One way to install good experiences is to notice something good in your day and take a minute to make the experience vivid and big in your mind and feel the positive emotions in your body that this thing evokes, as if you were a sponge absorbing the positive emotions you are calling up in your mind.  You might also try this Quick Coherence Technique (combining heart focused breathing with calling up a positive emotional experience) which has been shown to change heart rhythms that help create physiological resilience in the face of stress. 

When people think about finding good things in their day to be grateful for they often think of the big things.  While this is wonderful, it can also be helpful to just notice the small stuff.

How is that cup of coffee tasting right now?  How about that warm shower that perhaps you got to linger in for a few minutes this morning?  Maybe it’s the text message you got from a friend earlier today.  Or maybe it’s the fact that you got to roll out of bed today and hop onto a zoom call, getting that extra 30 minutes of sleep without needing to commute the usual 30 minutes.  Notice one small thing and savor it – add that exclamation point!

The Question mark:

Bring curiosity, open mindedness and flexibility into your day.  While it may feel that there is much out of our control these days, here are a few questions you might ask yourself:

What can I choose in this moment, or today, that aligns with the best version of myself?

What is one small thing I could do today to take care of myself? (It may be something that doesn’t add time to the day, like talking with kindness or encouragement to yourself).

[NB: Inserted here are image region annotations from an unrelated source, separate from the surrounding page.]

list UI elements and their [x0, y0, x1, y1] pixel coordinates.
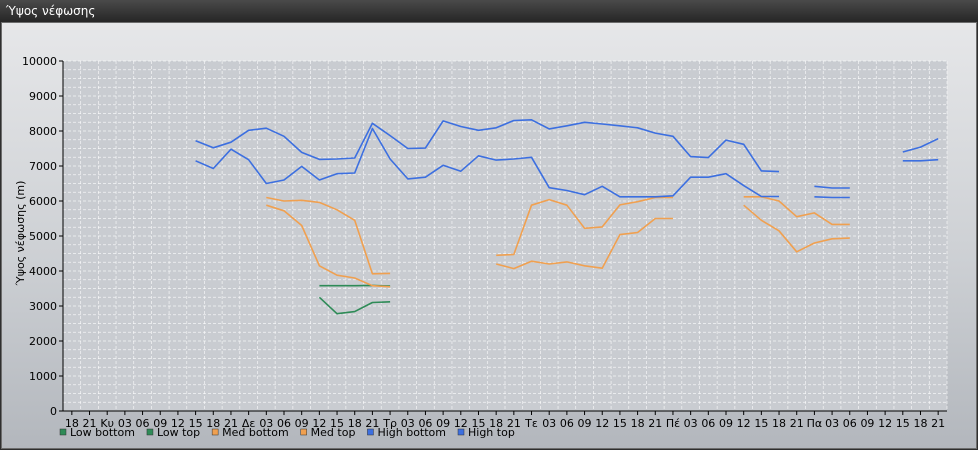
series-line-low-bottom	[318, 296, 391, 315]
legend-label: High bottom	[377, 426, 446, 439]
x-tick-label: Τε	[524, 417, 538, 430]
x-tick-label: 09	[719, 417, 733, 430]
legend-swatch	[211, 428, 219, 436]
x-tick-label: 18	[206, 417, 220, 430]
y-tick-label: 1000	[29, 370, 57, 383]
y-axis-label: Ύψος νέφωσης (m)	[14, 181, 27, 287]
series-line-high-top	[902, 137, 939, 153]
x-tick-label: 21	[648, 417, 662, 430]
x-tick-label: 18	[489, 417, 503, 430]
x-tick-label: Πα	[807, 417, 823, 430]
y-tick-label: 7000	[29, 160, 57, 173]
x-tick-label: 09	[153, 417, 167, 430]
legend-swatch	[457, 428, 465, 436]
legend-swatch	[146, 428, 154, 436]
x-tick-label: 18	[65, 417, 79, 430]
x-tick-label: 12	[878, 417, 892, 430]
x-tick-label: 21	[365, 417, 379, 430]
x-tick-label: 12	[312, 417, 326, 430]
series-line-high-top	[814, 185, 850, 189]
x-tick-label: 09	[860, 417, 874, 430]
x-tick-label: Δε	[242, 417, 256, 430]
x-tick-label: 03	[542, 417, 556, 430]
legend-swatch	[300, 428, 307, 436]
series-line-med-top	[266, 196, 391, 275]
legend-label: Med bottom	[222, 426, 289, 439]
x-tick-label: Πέ	[666, 417, 680, 430]
x-tick-label: 06	[701, 417, 715, 430]
y-tick-label: 0	[50, 405, 57, 418]
series-line-high-bottom	[902, 158, 939, 162]
x-tick-label: 03	[401, 417, 415, 430]
x-tick-label: 18	[772, 417, 786, 430]
x-tick-label: 18	[348, 417, 362, 430]
x-tick-label: 15	[189, 417, 203, 430]
series-line-med-bottom	[495, 217, 673, 270]
x-tick-label: 06	[560, 417, 574, 430]
y-tick-label: 5000	[29, 230, 57, 243]
y-tick-label: 2000	[29, 335, 57, 348]
legend-swatch	[367, 428, 374, 436]
y-tick-label: 8000	[29, 125, 57, 138]
series-line-med-bottom	[743, 204, 850, 253]
x-tick-label: 15	[896, 417, 910, 430]
x-tick-label: 09	[578, 417, 592, 430]
x-tick-label: 12	[171, 417, 185, 430]
series-line-med-bottom	[266, 204, 391, 288]
x-tick-label: 12	[737, 417, 751, 430]
y-tick-label: 6000	[29, 195, 57, 208]
series-line-high-top	[195, 119, 780, 173]
y-tick-label: 10000	[22, 55, 57, 68]
x-tick-label: 06	[418, 417, 432, 430]
x-tick-label: 21	[790, 417, 804, 430]
y-tick-label: 9000	[29, 90, 57, 103]
y-tick-label: 4000	[29, 265, 57, 278]
x-tick-label: 09	[295, 417, 309, 430]
x-tick-label: 06	[843, 417, 857, 430]
window-title: Ύψος νέφωσης	[6, 4, 96, 18]
series-line-med-top	[496, 196, 673, 257]
x-tick-label: 21	[507, 417, 521, 430]
legend-label: Low top	[157, 426, 200, 439]
y-tick-label: 3000	[29, 300, 57, 313]
series-line-high-bottom	[195, 127, 779, 198]
x-tick-label: 15	[613, 417, 627, 430]
x-tick-label: Κυ	[100, 417, 114, 430]
x-tick-label: 15	[754, 417, 768, 430]
x-tick-label: 12	[595, 417, 609, 430]
x-tick-label: 03	[825, 417, 839, 430]
x-tick-label: 15	[471, 417, 485, 430]
x-tick-label: 03	[259, 417, 273, 430]
x-tick-label: 09	[436, 417, 450, 430]
x-tick-label: Τρ	[382, 417, 397, 430]
series-line-high-bottom	[814, 196, 850, 199]
x-tick-label: 21	[931, 417, 945, 430]
x-tick-label: 18	[913, 417, 927, 430]
x-tick-label: 21	[83, 417, 97, 430]
legend-label: Low bottom	[70, 426, 135, 439]
x-tick-label: 15	[330, 417, 344, 430]
legend-swatch	[59, 428, 67, 436]
x-tick-label: 03	[118, 417, 132, 430]
cloud-height-chart: 0 1000 2000 3000 4000 5000 6000 7000 8000 9000 100…	[14, 55, 948, 439]
x-tick-label: 06	[277, 417, 291, 430]
chart-panel: 0 1000 2000 3000 4000 5000 6000 7000 8000 9000 100…	[1, 22, 977, 449]
legend-label: Med top	[311, 426, 356, 439]
title-bar: Ύψος νέφωσης	[0, 0, 978, 22]
legend-label: High top	[468, 426, 515, 439]
x-tick-label: 18	[631, 417, 645, 430]
x-tick-label: 03	[684, 417, 698, 430]
x-tick-label: 12	[454, 417, 468, 430]
x-tick-label: 21	[224, 417, 238, 430]
x-tick-label: 06	[136, 417, 150, 430]
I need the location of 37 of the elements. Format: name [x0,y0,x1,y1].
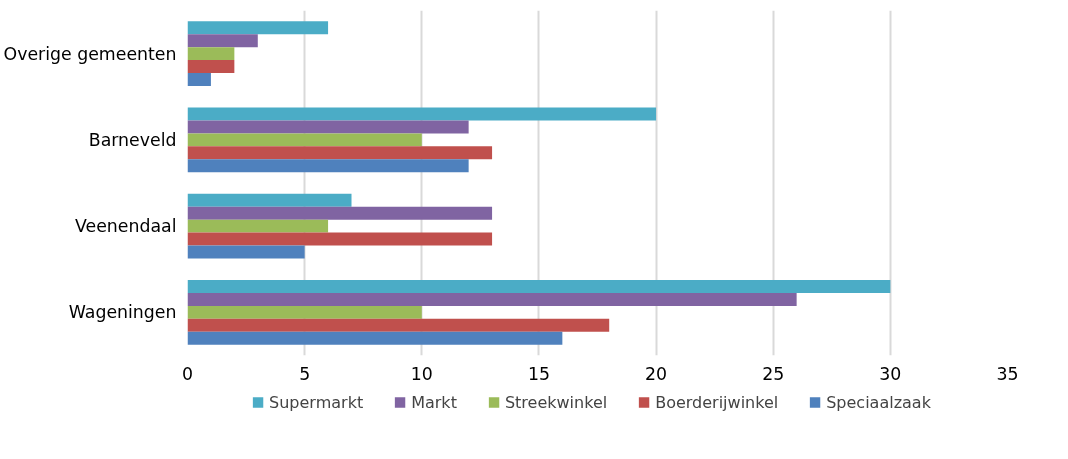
x-tick-label: 35 [996,363,1019,384]
bar [187,21,329,35]
bar [187,305,422,319]
y-tick-label: Veenendaal [74,216,177,237]
bar [187,60,235,74]
bar [187,107,657,121]
x-tick-label: 25 [762,363,785,384]
legend-label: Speciaalzaak [826,392,931,412]
x-tick-label: 0 [181,363,194,384]
x-tick-label: 15 [527,363,550,384]
y-tick-label: Barneveld [88,129,177,150]
x-tick-label: 10 [410,363,433,384]
bar [187,292,797,306]
y-tick-label: Wageningen [68,302,177,323]
x-tick-label: 5 [299,363,311,384]
legend-label: Boerderijwinkel [655,392,779,412]
bar [187,280,891,293]
bar [187,232,493,246]
legend-label: Streekwinkel [504,392,608,412]
bar [187,331,563,345]
x-tick-label: 30 [879,363,902,384]
legend-label: Markt [411,392,457,412]
bar [187,120,469,134]
bar [187,159,469,173]
bar [187,245,305,259]
legend-label: Supermarkt [269,392,364,412]
bar [187,219,329,233]
bar [187,73,211,86]
bar [187,133,422,147]
bar [187,47,235,61]
bar [187,318,610,332]
y-tick-label: Overige gemeenten [3,43,177,64]
x-tick-label: 20 [645,363,668,384]
bar [187,193,352,207]
bar [187,34,258,48]
bar [187,146,493,160]
bar [187,206,493,220]
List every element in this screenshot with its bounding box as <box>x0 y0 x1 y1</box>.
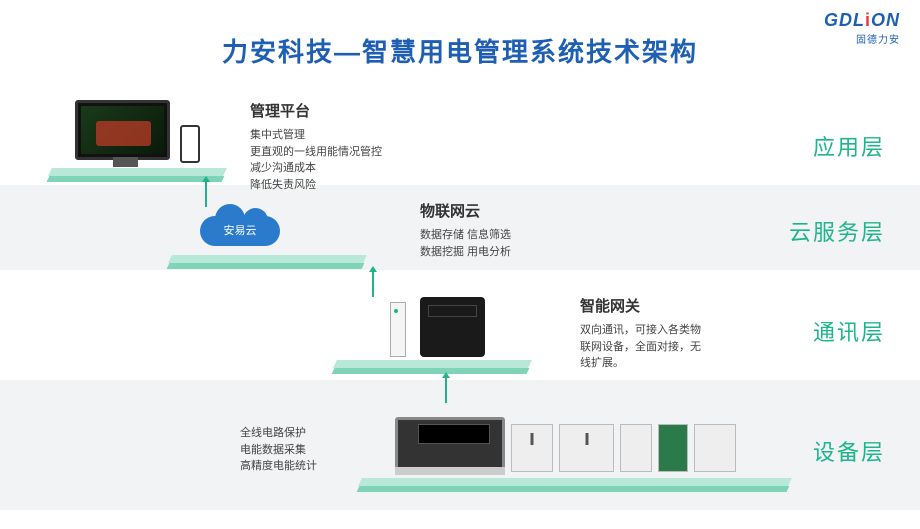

Who can I bring “light” to today?  It can be as simple as sending a “thinking of you” text, picking up the phone, or expressing appreciation to the grocery clerk.

What can I prioritize, and what can I let go of today, that will best serve my well-being (and/or the well-being of others)?  (I’m choosing to prioritize and write this blog today and letting go of oh so many other things on my to-do list).

Adding punctuations to our day won’t make the stressors in our lives go away, but it might just help to bring a bit more ease amidst our challenges.